İlim bir nurdur

"Kastamonu'da lise talebelerinden bir kısmı yanıma geldiler. 'Bize hâlıkımızı tanıttır; muallimlerimiz Allah'tan bahsetmiyorlar.' dediler.Ben dedim: Sizin okuduğunuz fenlerden her fen, kendi lisan-ı mahsusuyla mütemadiyen Allah'tan bahsedip Hâlık'ı tanıttırıyorlar. Muallimleri değil, onları dinleyiniz." diyen Bediüzzaman gerçek ilmin (yani fenlerin) bir nur olduğunu ve yaratanını anlattığını belirtiyor. İslamiyet'te ilme, bilgiye ve hikmete büyük önem verilmiştir. "Yaratan Rabbinin adıyla oku!" (Alâk, 1.) emriyle başlayan ilk vahiyle insanlar kâinatı ve yaratılan her şeyi vahyin ışığında okumaya ve anlamaya teşvik edilmiştir. Çünkü; "İnsan bu âleme ilim ve dua vasıtasıyla tekemmül etmek için gelmiştir. Mahiyet ve istidat itibarıyla her şey ilme bağlıdır.
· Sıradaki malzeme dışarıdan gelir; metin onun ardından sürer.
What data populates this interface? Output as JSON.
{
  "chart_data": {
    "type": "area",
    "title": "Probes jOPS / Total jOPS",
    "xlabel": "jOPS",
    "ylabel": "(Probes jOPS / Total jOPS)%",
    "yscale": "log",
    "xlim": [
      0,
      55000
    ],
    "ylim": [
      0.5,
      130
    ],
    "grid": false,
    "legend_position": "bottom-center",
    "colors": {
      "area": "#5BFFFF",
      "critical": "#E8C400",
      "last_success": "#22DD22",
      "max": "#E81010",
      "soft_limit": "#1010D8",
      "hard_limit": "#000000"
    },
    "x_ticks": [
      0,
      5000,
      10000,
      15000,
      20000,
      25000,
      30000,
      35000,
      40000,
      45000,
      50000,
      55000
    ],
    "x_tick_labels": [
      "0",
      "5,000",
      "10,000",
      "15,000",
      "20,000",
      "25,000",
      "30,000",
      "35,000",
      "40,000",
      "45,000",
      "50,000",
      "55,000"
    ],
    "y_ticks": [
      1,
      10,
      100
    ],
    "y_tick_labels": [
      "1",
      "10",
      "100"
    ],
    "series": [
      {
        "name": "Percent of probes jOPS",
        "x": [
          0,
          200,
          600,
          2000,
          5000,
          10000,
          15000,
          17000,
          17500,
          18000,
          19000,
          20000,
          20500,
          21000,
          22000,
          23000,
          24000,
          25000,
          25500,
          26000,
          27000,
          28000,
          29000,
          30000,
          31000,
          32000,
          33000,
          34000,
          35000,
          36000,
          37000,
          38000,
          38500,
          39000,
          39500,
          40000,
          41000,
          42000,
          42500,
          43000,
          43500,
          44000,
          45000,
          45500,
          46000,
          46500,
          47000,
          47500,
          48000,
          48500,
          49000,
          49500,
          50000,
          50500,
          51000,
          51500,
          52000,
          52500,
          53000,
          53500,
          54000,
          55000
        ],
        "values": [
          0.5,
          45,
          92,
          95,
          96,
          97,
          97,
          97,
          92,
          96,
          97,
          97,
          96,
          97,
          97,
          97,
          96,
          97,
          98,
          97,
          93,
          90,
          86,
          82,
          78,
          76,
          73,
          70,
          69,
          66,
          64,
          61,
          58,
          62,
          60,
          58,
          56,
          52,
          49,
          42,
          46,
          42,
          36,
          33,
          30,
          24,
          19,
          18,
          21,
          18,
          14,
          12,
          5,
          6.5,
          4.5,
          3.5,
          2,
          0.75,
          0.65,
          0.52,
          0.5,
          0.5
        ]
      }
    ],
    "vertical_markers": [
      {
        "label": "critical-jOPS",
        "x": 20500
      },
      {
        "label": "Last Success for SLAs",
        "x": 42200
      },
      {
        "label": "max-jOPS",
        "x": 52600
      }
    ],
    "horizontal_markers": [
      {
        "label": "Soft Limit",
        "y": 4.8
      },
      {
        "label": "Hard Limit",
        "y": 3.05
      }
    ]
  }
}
Ve bütün ulûm-u hakikiyenin esası ve madeni ve nuru ve ruhu marifetullahtır ve onun üssü'l-esası da iman-ı billâhtır." Ve aynı zamanda; "Ve bütün ulûm-u hakikiyenin esası ve madeni ve nuru ve ruhu marifetullahtır ve onun üssü'l-esası da iman-ı billâhtır." Bu konuda Hz. Peygamber (s.a.v.): "Ben ancak bir muallim olarak gönderildim." (Dârimî, Mukaddime, 32.) buyurarak ilimle meşgul olanları onurlandırmıştır. Bunun yanında, "De ki: Hiç bilenlerle bilmeyenler bir olur mu" (Zümer, 9.) ayet-i kerimesi ise, bilginin-ilmin ve âlimin Allah katındaki değerini göstermektedir. Kur'an-ı Kerim'de "Kalem" ismiyle müstakil bir surenin bulunması ve burada Allah'ın 'kalem' üzerine yemin etmesi de kadın-erkek her mü'min-Müslüman için ilmin ne kadar kıymetli olduğunu anlatmaktadır. İlim, her insana her alanda rehberlik eder. O, kıymeti bilinmesi gereken bir hazinedir.